Department of Biomedical Informatics and Medical Education, University of Washington, Seattle, WA, United States.
Department of Research & Evaluation, Kaiser Permanente Southern California, Pasadena, CA, United States.
J Med Internet Res. 2021 Apr 15;23(4):e24153. doi: 10.2196/24153.
Asthma exerts a substantial burden on patients and health care systems. To facilitate preventive care for asthma management and improve patient outcomes, we recently developed two machine learning models, one on Intermountain Healthcare data and the other on Kaiser Permanente Southern California (KPSC) data, to forecast asthma-related hospital visits, including emergency department visits and hospitalizations, in the succeeding 12 months among patients with asthma. As is typical for machine learning approaches, these two models do not explain their forecasting results. To address the interpretability issue of black-box models, we designed an automatic method to offer rule format explanations for the forecasting results of any machine learning model on imbalanced tabular data and to suggest customized interventions with no accuracy loss. Our method worked well for explaining the forecasting results of our Intermountain Healthcare model, but its generalizability to other health care systems remains unknown.

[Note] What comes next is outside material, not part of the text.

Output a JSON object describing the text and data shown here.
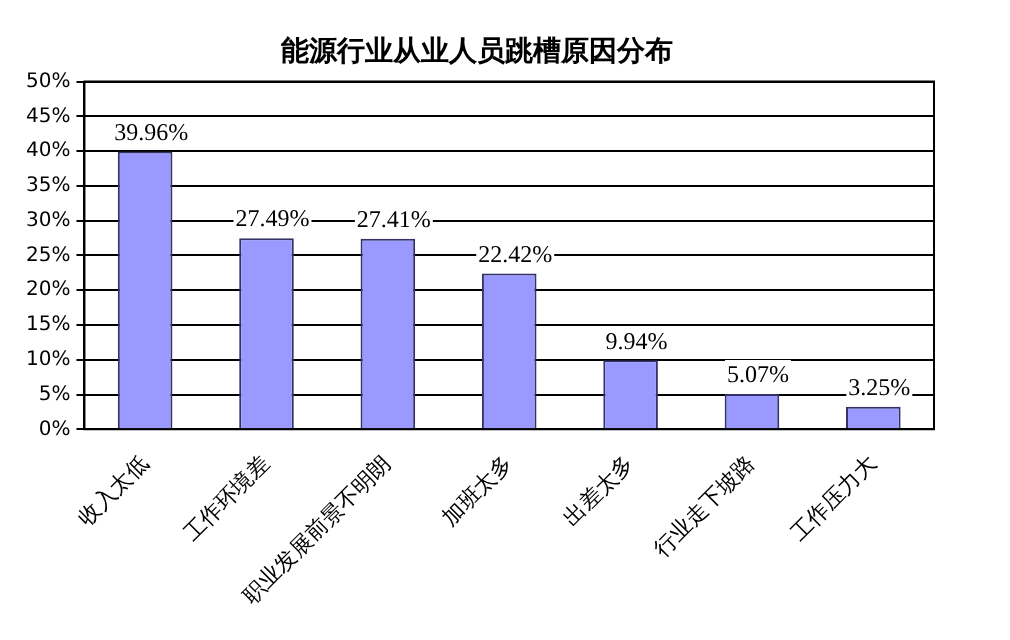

The objective of this study is to evaluate the generalizability of our automatic explanation method to KPSC for forecasting asthma-related hospital visits.

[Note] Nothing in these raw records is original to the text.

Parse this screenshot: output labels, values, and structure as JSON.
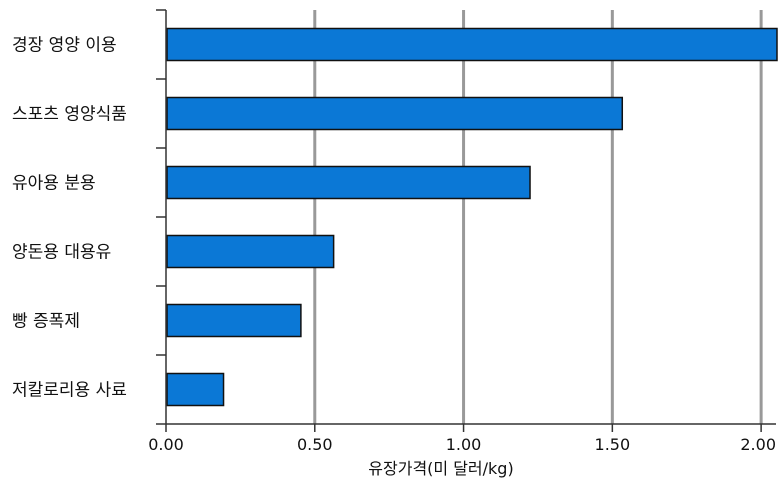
{
  "chart_data": {
    "type": "bar",
    "orientation": "horizontal",
    "title": "",
    "xlabel": "유장가격(미 달러/kg)",
    "ylabel": "",
    "categories": [
      "경장 영양 이용",
      "스포츠 영양식품",
      "유아용 분용",
      "양돈용 대용유",
      "빵 증폭제",
      "저칼로리용 사료"
    ],
    "values": [
      2.05,
      1.53,
      1.22,
      0.56,
      0.45,
      0.19
    ],
    "xlim": [
      0,
      2.05
    ],
    "xticks": [
      0,
      0.5,
      1.0,
      1.5,
      2.0
    ],
    "xtick_labels": [
      "0.00",
      "0.50",
      "1.00",
      "1.50",
      "2.00"
    ],
    "grid": "vertical",
    "legend": "none",
    "bar_color": "#0b78d6",
    "bar_edge_color": "#111111",
    "grid_color": "#999999"
  }
}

Through a secondary analysis of 987,506 data instances from 2012 to 2017 at KPSC, we used our method to explain the forecasting results of our KPSC model and to suggest customized interventions. The patient cohort covered a random sample of 70% of patients with asthma who had a KPSC health plan for any period between 2015 and 2018.

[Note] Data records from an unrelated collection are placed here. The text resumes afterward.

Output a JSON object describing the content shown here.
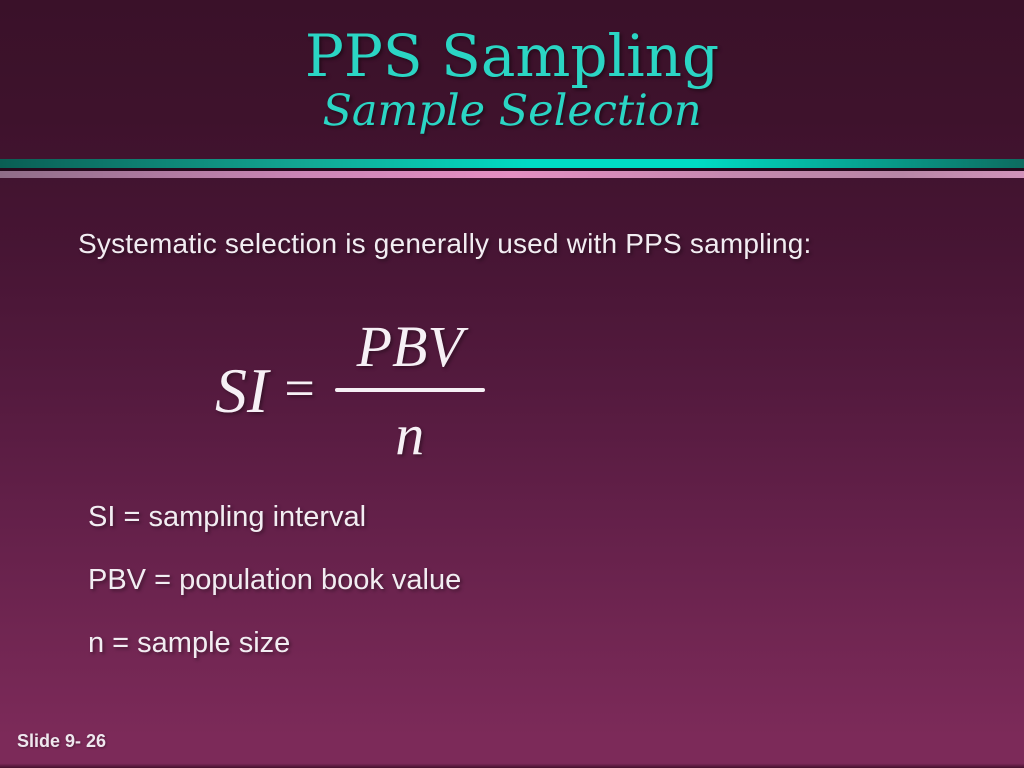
{
  "slide": {
    "title": "PPS Sampling",
    "subtitle": "Sample Selection",
    "intro": "Systematic selection is generally used with PPS sampling:",
    "formula": {
      "lhs": "SI",
      "equals": "=",
      "numerator": "PBV",
      "denominator": "n"
    },
    "definitions": [
      "SI = sampling interval",
      "PBV = population book value",
      "n = sample size"
    ],
    "footer": "Slide 9- 26",
    "colors": {
      "accent_teal_text": "#2bd5c4",
      "divider_teal_bright": "#00dcc4",
      "divider_teal_dark": "#0a5e54",
      "divider_pink": "#e48fc2",
      "body_text": "#f2edf2",
      "background_top": "#3a1129",
      "background_bottom": "#7c2a59"
    }
  }
}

Our method explained the forecasting results for 97.57% (2204/2259) of the patients with asthma who were correctly forecasted to undergo asthma-related hospital visits in the succeeding 12 months.
For forecasting asthma-related hospital visits, our automatic explanation method exhibited an acceptable generalizability to KPSC.
INTERNATIONAL REGISTERED REPORT IDENTIFIER (IRRID): RR2-10.2196/resprot.5039.
哮喘给患者和医疗保健系统带来了巨大负担。为了促进哮喘管理的预防保健并改善患者的预后,我们最近开发了两种机器学习模型,一种基于 Intermountain Healthcare 数据,另一种基于 Kaiser Permanente Southern California(KPSC)数据,用于预测在接下来的 12 个月中哮喘患者的哮喘相关住院就诊次数,包括急诊就诊和住院治疗。与机器学习方法一样,这两种模型都无法解释其预测结果。为了解决黑盒模型的可解释性问题,我们设计了一种自动方法,为任何基于不平衡表格数据的机器学习模型的预测结果提供规则格式的解释,并建议在不损失准确性的情况下进行定制干预。我们的方法很好地解释了我们的 Intermountain Healthcare 模型的预测结果,但它在其他医疗保健系统中的通用性尚不清楚。
本研究的目的是评估我们的自动解释方法对 KPSC 预测哮喘相关住院就诊的通用性。
通过对 KPSC 2012 年至 2017 年的 987506 个数据实例进行二次分析,我们使用我们的方法来解释我们的 KPSC 模型的预测结果,并提出定制的干预措施。该患者队列涵盖了在 2015 年至 2018 年期间任何时间段内拥有 KPSC 健康计划的随机抽取的 70%的哮喘患者。
我们的方法解释了在接下来的 12 个月中被正确预测将进行哮喘相关住院就诊的 97.57%(2204/2259)的哮喘患者的预测结果。
对于预测哮喘相关住院就诊,我们的自动解释方法对 KPSC 具有可接受的通用性。
国际注册报告标识符(IRRID):RR2-10.2196/resprot.5039。